Michel Rabe wrote:I never liked the Sony-sensor-BMD-cams, even though Gen5 makes the most of it. I think it's great that BMD work on their own sensor and hope it makes its way in a Pyxis body one day.
It is somewhat of an anathema to me, Michel, as a mainly offline/grading online editor, who shoots too, to talk about inherent sensor looks; when I have to make them look all the same most of the time. I think a lot of shooters must simply not grade at all; and rely entirely on the Luts and looks of their footage.
A lot of footage I work with comes from Sony cameras and out of the box I really dislike that muted dull look. But you can make them look great; in fact anyway you want with a proper grade. A camera lut is a starting point in our workflows, and not something locked in. In fact quite often we completely disregard them, and grade from base log. (I should add, for clarity, this is broadcast where they rarely afford the luxury to the DP of having a say in the post development of their work, as say in features)
I really like the look though of my 'Sony sensor' Ursa Broadcast G2 log out of the box; the same sensor as the Super35 6K pockets. But then also everything looks the same to me on YouTube these days; because a lot of people are aping the popular trends, of the moment; whatever the camera and the tortuous comparisons so subtle, to me as to be virtually meaningless. 15 years ago there was a very big difference between the quality of the image from prosumer and professional cameras; now that is no longer the case; just the quality of construction and facilities.

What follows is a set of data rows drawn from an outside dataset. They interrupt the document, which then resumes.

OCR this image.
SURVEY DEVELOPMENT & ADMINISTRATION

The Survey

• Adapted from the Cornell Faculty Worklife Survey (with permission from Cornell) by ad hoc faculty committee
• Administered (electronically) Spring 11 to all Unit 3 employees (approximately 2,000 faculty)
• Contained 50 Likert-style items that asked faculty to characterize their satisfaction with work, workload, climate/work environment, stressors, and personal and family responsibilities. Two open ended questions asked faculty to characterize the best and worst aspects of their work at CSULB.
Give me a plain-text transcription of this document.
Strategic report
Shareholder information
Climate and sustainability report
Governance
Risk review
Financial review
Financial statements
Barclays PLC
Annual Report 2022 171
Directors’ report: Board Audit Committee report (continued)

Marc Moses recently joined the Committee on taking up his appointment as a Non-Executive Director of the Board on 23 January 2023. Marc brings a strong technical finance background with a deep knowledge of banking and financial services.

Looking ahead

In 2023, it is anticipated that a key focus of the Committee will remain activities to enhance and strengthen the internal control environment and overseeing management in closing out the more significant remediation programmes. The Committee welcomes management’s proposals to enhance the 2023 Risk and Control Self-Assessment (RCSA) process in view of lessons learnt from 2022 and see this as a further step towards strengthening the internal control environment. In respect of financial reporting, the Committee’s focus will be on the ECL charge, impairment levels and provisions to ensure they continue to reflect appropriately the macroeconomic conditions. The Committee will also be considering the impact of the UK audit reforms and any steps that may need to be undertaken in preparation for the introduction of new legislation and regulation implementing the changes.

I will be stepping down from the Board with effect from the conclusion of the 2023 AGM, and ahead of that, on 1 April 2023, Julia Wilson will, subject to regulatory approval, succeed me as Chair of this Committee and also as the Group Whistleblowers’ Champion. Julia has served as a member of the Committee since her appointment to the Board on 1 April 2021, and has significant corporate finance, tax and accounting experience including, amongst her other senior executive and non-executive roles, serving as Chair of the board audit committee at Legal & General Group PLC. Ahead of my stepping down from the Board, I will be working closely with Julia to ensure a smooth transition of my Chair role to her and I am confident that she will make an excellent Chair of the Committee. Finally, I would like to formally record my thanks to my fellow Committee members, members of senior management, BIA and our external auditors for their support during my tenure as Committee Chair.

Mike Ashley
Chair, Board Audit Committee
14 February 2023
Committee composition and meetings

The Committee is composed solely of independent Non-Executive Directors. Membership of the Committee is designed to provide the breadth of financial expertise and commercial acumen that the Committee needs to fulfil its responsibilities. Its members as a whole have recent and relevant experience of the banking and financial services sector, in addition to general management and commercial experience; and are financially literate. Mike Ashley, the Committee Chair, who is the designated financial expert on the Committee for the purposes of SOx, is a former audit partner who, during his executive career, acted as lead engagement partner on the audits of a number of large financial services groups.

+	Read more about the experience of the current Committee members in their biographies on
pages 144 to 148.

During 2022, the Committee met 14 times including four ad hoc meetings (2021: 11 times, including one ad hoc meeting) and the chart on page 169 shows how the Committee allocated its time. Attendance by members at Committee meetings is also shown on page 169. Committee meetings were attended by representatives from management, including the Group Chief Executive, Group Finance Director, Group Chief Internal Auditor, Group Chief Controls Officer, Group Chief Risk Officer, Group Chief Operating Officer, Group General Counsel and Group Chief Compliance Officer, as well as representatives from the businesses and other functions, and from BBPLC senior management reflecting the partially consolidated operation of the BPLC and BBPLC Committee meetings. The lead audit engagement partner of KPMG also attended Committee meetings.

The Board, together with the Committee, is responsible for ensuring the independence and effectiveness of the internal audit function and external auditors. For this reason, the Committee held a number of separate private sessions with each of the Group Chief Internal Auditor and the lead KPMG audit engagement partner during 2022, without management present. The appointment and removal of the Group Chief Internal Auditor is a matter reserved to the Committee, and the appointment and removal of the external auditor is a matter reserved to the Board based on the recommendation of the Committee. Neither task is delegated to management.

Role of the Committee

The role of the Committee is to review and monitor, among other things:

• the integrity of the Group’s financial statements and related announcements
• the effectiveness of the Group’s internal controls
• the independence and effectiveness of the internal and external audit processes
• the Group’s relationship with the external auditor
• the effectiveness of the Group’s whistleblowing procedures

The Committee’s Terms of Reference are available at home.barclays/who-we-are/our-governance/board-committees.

Also you have to consider that just about any camera now vastly exceeds any display medium in terms of the colourspace and DR it can capture. The very best HDR 30K+ reference grading panels are 10 bit and a little more than P3 in their CS reach. And although DCP projectors are outside my professional experience, I believe they can not be any better either. There are no 12bit panels in existence yet. I seriously doubt most people have a need or can see a huge difference beyond 12 stops of DR too, for most situations. Log is just old fashioned compansion; the scene's vast DR is compressed with a curve on capture to the available SNR of the camera and expanded back out, on the timeline with a lut. That's why proper more meaningful DR camera tests should be SNR in db, ultimately. There is little actual colour science in 'Color Science' too, as marketed by manufacturers; merely a subjective 'nice' looking sauce, within the bounds of the sensor's characteristics.